What has many worried about the Rupert Murdoch takeover is that he will make the two more similar, but do so by wrecking the news pages while leaving the loonies on editorial pages alone.
BTW, folks, the reason you are not seeing any posts from me is that I seem to have fallen off the list of "invited" for this blog while I was out of the country. Hopefully this will get straightened out sooner rather than later, as I do have some posts sitting in me...
rosser
don't look now but the insane side seems to be running the country.
I highly recommend you read an article on the carbon-trading scam created by big business in Australia.
It's at:
http://tasmaniantimes.com/index.php?/weblog/article/the-new-democracy/
Here's a partial summary:
1990s – Big energy interests involved in coal and oil and including the multinational corporation Poyry (amongst others) were looking for a profitable and convincing response to climate change. They decided to establish the business of trees being used as carbon offsets. The devised the Plantation 2020 Vision for Australia. The bigger the sink, the more money it would be worth both to them and any other polluting industries. With the promise of a huge carbon sink, and they being the operators of this giant carbon estate, they were sure to become instantly wealthy. The ‘carbon estate’ that they controlled would be used to underpin carbon credits worth billions. Competition from solar and wind power was ‘unnecessary’, because ‘conventional’ energy generation by coal etc could continue. Various financial arrangements were agreed with the major political parties to assure their ongoing commitment to the program....
If you go to my website (www.geocities.com/rosserbj) you will see that this industry involves the destruction of pristine areas of old-growth forest and so forth. It does NOT provide savings in carbon emissions. How can it when most of the biomass is piled up and burnt every 12-20 years?
Carbon trading. Isn't that a financial derivative? We know where they are taking us.
Brenda
thanks.
i am trying to stay modest here because i don't know much.

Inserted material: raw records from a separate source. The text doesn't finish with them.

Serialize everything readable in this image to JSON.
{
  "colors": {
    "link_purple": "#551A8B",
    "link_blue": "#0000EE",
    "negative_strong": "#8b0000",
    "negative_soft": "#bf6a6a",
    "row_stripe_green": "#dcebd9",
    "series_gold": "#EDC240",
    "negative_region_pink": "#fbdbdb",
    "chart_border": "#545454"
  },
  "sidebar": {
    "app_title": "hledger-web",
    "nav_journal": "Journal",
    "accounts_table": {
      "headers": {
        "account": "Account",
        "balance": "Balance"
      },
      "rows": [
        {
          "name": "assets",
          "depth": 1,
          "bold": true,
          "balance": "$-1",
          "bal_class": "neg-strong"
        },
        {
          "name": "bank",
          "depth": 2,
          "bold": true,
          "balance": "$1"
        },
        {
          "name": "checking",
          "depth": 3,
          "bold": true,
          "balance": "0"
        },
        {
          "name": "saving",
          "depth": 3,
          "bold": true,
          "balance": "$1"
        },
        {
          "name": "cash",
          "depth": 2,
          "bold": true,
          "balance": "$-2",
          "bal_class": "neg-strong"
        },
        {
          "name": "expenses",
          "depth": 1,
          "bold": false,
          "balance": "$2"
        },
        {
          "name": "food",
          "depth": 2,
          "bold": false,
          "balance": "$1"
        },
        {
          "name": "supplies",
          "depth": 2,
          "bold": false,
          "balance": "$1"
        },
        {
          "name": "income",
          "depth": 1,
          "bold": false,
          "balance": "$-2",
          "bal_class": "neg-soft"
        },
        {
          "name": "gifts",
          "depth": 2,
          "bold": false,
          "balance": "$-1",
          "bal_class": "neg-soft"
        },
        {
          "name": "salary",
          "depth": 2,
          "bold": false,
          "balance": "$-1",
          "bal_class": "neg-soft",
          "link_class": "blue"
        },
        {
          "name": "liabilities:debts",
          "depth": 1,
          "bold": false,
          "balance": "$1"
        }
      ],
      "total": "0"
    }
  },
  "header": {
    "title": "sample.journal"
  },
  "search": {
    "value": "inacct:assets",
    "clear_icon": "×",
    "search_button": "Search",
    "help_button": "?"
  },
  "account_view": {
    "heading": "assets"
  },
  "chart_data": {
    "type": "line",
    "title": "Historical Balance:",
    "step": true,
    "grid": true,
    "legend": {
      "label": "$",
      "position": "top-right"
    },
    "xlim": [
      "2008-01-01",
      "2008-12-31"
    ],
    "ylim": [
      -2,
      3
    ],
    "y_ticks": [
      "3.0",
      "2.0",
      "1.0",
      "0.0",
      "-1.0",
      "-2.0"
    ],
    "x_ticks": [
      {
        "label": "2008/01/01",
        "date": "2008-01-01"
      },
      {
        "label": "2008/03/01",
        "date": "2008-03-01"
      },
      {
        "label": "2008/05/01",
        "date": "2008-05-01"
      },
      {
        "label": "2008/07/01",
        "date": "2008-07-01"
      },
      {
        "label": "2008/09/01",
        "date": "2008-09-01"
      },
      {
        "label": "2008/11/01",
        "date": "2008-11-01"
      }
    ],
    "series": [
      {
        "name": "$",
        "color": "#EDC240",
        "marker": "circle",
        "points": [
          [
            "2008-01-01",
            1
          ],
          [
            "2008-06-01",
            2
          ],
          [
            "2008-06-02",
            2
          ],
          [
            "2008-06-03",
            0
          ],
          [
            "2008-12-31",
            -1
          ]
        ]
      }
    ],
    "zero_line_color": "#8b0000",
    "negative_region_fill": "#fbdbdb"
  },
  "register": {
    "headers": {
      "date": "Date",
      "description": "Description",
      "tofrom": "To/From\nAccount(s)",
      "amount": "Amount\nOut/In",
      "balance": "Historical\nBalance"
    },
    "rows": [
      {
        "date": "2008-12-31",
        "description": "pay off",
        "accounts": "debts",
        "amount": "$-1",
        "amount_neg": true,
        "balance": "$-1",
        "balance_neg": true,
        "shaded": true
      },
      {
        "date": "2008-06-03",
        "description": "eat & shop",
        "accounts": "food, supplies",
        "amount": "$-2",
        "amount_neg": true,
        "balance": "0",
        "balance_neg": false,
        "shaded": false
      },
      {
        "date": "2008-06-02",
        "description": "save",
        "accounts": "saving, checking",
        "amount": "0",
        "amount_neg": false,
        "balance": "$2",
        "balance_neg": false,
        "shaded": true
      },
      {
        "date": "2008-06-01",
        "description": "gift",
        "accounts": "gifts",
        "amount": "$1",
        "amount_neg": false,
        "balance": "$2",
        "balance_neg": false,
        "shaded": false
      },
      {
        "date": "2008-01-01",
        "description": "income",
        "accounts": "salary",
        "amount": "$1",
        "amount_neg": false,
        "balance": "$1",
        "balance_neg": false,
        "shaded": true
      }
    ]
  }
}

but it seems to me that with carbon permits, or carbon trading there is a huge opportunity for shennanigans, whereas a carbon tax would be pretty simple.
i can imagine some entrepreneur looking at his bought and paid for carbon credits, and looking at the price of "fiber" and saying (literally) to hell with it, clear cut and move on.
i am not at all sure i understand the arguments for the permits... but i suspect they are driven in part by the desire to avoid a "regressive" tax on the poor poor.
as one of the poor poor myself, i can assure you we can adapt. and if we don't adapt we will die.
Brenda's point is very well taken. There is now a large body of evidence showing that offsets rarely offset, and in fact they often do more damage than good. The only reason they exist is that they provide profitable investment opportunities, and this buys business support for environmental programs. In other words, they are a bribe. We will see the same demands as policy is debated in the US, and it's important to not get sucked in.